Tardes de soledad
Lo que más me llamo mi atención en la Gala de los Goya es cuando los asistentes se levantaron con fervor a aplaudir un documental cargado de sufrimiento, de dolor y de placer ante la muerte.
El 8 de mayo de 2025, el Ministerio de Cultura publicaba la Estadística de Cinematografía 2024 donde confirmaba que el público español elige cada vez más las producciones nacionales. Pero hace unos años no era así, en 2020 El País publicaba que el cine español rozaba el 10 % de cuota de pantalla hasta noviembre y Estados Unidos el 81 % del total de espectadores e ingresos. Estos datos fundamentan mis recuerdos de muchas tardes de soledad en cines donde las butacas vacías eran habituales y donde, en quedadas con amigos, nadie reconocía los títulos de la filmografía española.
Unido al auge del cine español, las plataformas nos proveen de series y películas que se sitúan entre las más vistas de sus rankings.
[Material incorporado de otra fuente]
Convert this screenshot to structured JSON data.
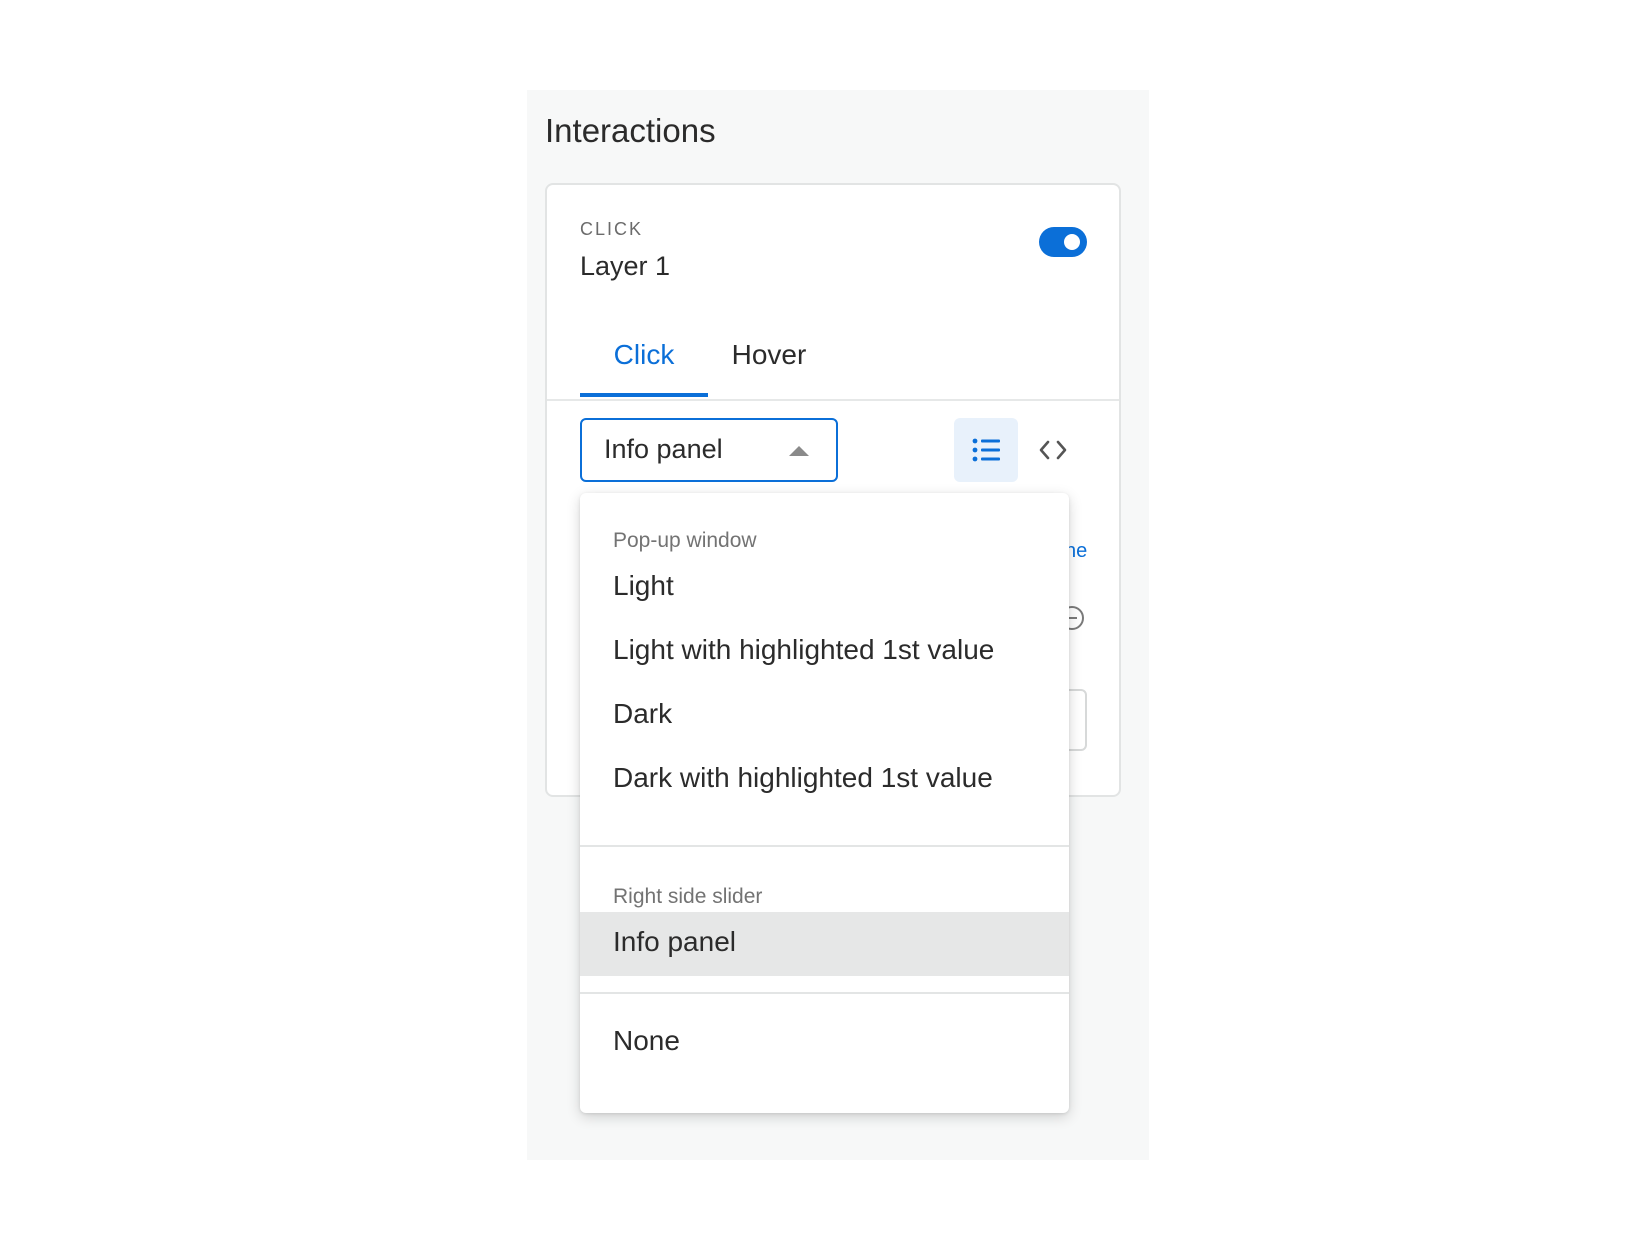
{
  "panel": {
    "title": "Interactions"
  },
  "card": {
    "kicker": "CLICK",
    "layer_name": "Layer 1",
    "toggle_on": true,
    "accent_color": "#0b6fd8"
  },
  "tabs": [
    {
      "label": "Click",
      "active": true
    },
    {
      "label": "Hover",
      "active": false
    }
  ],
  "select": {
    "value": "Info panel",
    "icon": "caret-up-icon"
  },
  "view_buttons": [
    {
      "icon": "list-icon",
      "active": true
    },
    {
      "icon": "code-icon",
      "active": false
    }
  ],
  "partial": {
    "link_fragment": "ne"
  },
  "dropdown": {
    "groups": [
      {
        "label": "Pop-up window",
        "items": [
          "Light",
          "Light with highlighted 1st value",
          "Dark",
          "Dark with highlighted 1st value"
        ]
      },
      {
        "label": "Right side slider",
        "items": [
          "Info panel"
        ]
      },
      {
        "label": "",
        "items": [
          "None"
        ]
      }
    ],
    "selected": "Info panel"
  }
}
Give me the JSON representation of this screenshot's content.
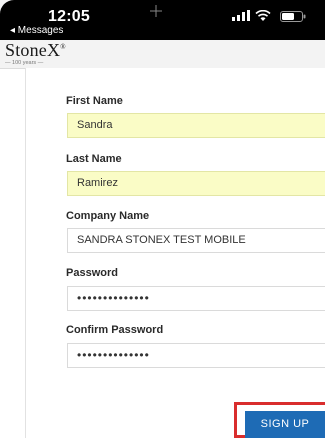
{
  "status_bar": {
    "time": "12:05",
    "back_app": "◂ Messages",
    "signal_icon": "cellular-signal-icon",
    "wifi_icon": "wifi-icon",
    "battery_icon": "battery-icon"
  },
  "header": {
    "logo": "StoneX",
    "logo_mark": "®",
    "tagline": "— 100 years —"
  },
  "form": {
    "first_name_label": "First Name",
    "first_name_value": "Sandra",
    "last_name_label": "Last Name",
    "last_name_value": "Ramirez",
    "company_label": "Company Name",
    "company_value": "SANDRA STONEX TEST MOBILE",
    "password_label": "Password",
    "password_value": "••••••••••••••",
    "confirm_password_label": "Confirm Password",
    "confirm_password_value": "••••••••••••••"
  },
  "actions": {
    "signup_label": "SIGN UP"
  },
  "colors": {
    "autofill_bg": "#fafcc6",
    "button_bg": "#1e6bb5",
    "highlight_outline": "#d92d2d"
  }
}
También de documentales, como el último galardonado en los recientemente celebrados Goya: Tardes de soledad.
En navidades, un amigo ya me comentó respecto al documental, a la proyección del mismo y a la larga lista de galardones que estaba recibiendo: como el mejor documental en la Asociación de Críticos de Boston 2025, o en los Premios Feroz 2026, con el premio al Feroz Arrebato de no ficción (Premio Especial), o el mejor documental en los XVIII Premios Gaudí (2026) y también en la Gala de los Goya de 2026, entre otros. La calidad del documental parece incuestionable.
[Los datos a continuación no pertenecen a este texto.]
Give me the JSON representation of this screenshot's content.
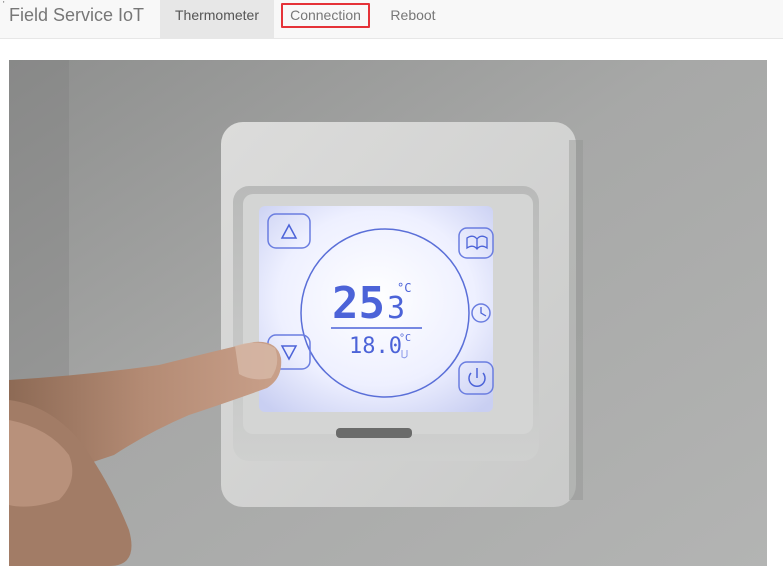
{
  "brand": "Field Service IoT",
  "nav": {
    "items": [
      {
        "label": "Thermometer",
        "active": true
      },
      {
        "label": "Connection",
        "active": false,
        "highlighted": true
      },
      {
        "label": "Reboot",
        "active": false
      }
    ]
  },
  "thermostat": {
    "current_temp_main": "25",
    "current_temp_decimal": "3",
    "current_unit": "°C",
    "set_temp": "18.0",
    "set_unit": "°C"
  },
  "colors": {
    "navbar_bg": "#f8f8f8",
    "active_tab_bg": "#e7e7e7",
    "highlight_border": "#e53238",
    "lcd_text": "#4c63d8",
    "lcd_screen": "#eef0ff"
  }
}
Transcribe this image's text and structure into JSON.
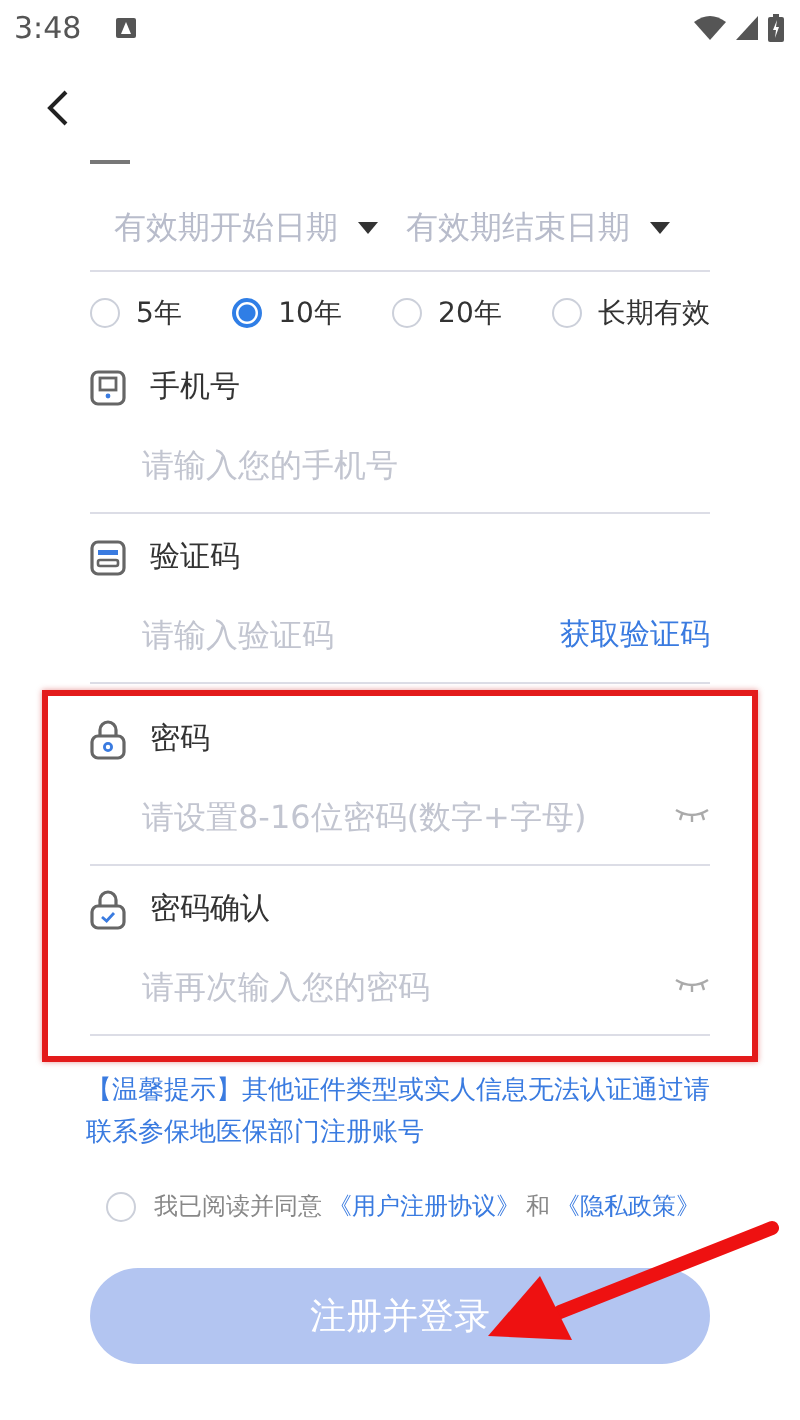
{
  "status_bar": {
    "time": "3:48"
  },
  "validity": {
    "start_placeholder": "有效期开始日期",
    "end_placeholder": "有效期结束日期"
  },
  "durations": [
    {
      "label": "5年",
      "selected": false
    },
    {
      "label": "10年",
      "selected": true
    },
    {
      "label": "20年",
      "selected": false
    },
    {
      "label": "长期有效",
      "selected": false
    }
  ],
  "fields": [
    {
      "kind": "phone",
      "label": "手机号",
      "placeholder": "请输入您的手机号"
    },
    {
      "kind": "code",
      "label": "验证码",
      "placeholder": "请输入验证码",
      "action": "获取验证码"
    }
  ],
  "highlight_frame": {
    "fields": [
      {
        "kind": "password",
        "label": "密码",
        "placeholder": "请设置8-16位密码(数字+字母)"
      },
      {
        "kind": "confirm",
        "label": "密码确认",
        "placeholder": "请再次输入您的密码"
      }
    ]
  },
  "tip": "【温馨提示】其他证件类型或实人信息无法认证通过请联系参保地医保部门注册账号",
  "agreement": {
    "checked": false,
    "text": "我已阅读并同意",
    "link1": "《用户注册协议》",
    "joiner": "和",
    "link2": "《隐私政策》"
  },
  "submit": {
    "label": "注册并登录",
    "disabled": true
  }
}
Leo la sinopsis del mismo: Retrato de una figura del toreo en activo, Andrés Roca Rey, que permite reflexionar sobre la experiencia íntima del torero, que asume el riesgo de enfrentarse al toro como un deber personal, por respeto a la tradición y como un desafío estético. Esto crea una forma de belleza efímera a través de la confrontación material y violenta entre la racionalidad humana y la brutalidad del animal.
Foto: Aitor Garmendia.
Me resulta curioso que en un documental donde el toro sufre la tortura y la muerte de manos del torero, se hable de la brutalidad del animal y no de la del humano. También, que se romantice sobre la muerte de un ser vivo a cámara lenta mientras vomita sangre por su boca producto de las heridas ocasionadas por la espada que atraviesa su cuerpo y sus órganos vitales. Pero esta es una historia ya repetida que he tratado en esta columna en diversas ocasiones. Dirán ustedes que me repito. Lamentablemente, sí. De nuevo.
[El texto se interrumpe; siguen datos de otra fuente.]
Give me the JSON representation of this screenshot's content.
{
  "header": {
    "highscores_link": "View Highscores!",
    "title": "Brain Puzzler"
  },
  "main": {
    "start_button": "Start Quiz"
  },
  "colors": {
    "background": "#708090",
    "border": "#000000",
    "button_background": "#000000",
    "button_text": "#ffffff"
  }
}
Sin embargo, lo que más llamó mi atención en la Gala de los Goya fue el momento en que el documental fue premiado, cuando los asistentes se levantaron con fervor a aplaudir un documental cargado de sufrimiento, de dolor y de placer ante la muerte. No vi a los miembros de la Academia situarse chapas en el pecho, sobre vestidos de alta costura, reivindicando los derechos fundamentales de los animales: aquellos que garantizan que nacen iguales ante la vida y tienen los mismos derechos a la existencia; que tienen derecho a ser respetados, a la atención, a los cuidados y a la protección del hombre; que no serán sometidos a malos tratos ni a actos crueles; que si la muerte de un animal es necesaria, debe ser instantánea, indolora y no generadora de angustia; que las exhibiciones de animales y los espectáculos que se sirvan de ellos son incompatibles con la dignidad del animal; que las escenas violentas en las que haya víctimas animales deben ser prohibidas en el cine y en la televisión, a no ser que su objetivo sea denunciar los atentados contra los derechos del animal, y que los derechos del animal deben ser defendidos por la ley, al igual que los derechos del hombre.
Estos son algunos de los artículos de la Declaración Universal de los Derechos de los Animales proclamada en 1978 y que sigue vigente en la actualidad.
No recuerdo a ningún miembro de la Academia o actor pronunciándose al respecto, clamando su rechazo a romantizar el sufrimiento animal en su profesión. Tan solo hipocresía tras aplausos que parecen elegir: esta causa sí, esta causa no; esta violencia sí, esta violencia no. Fomentando sus propias tardes de soledad.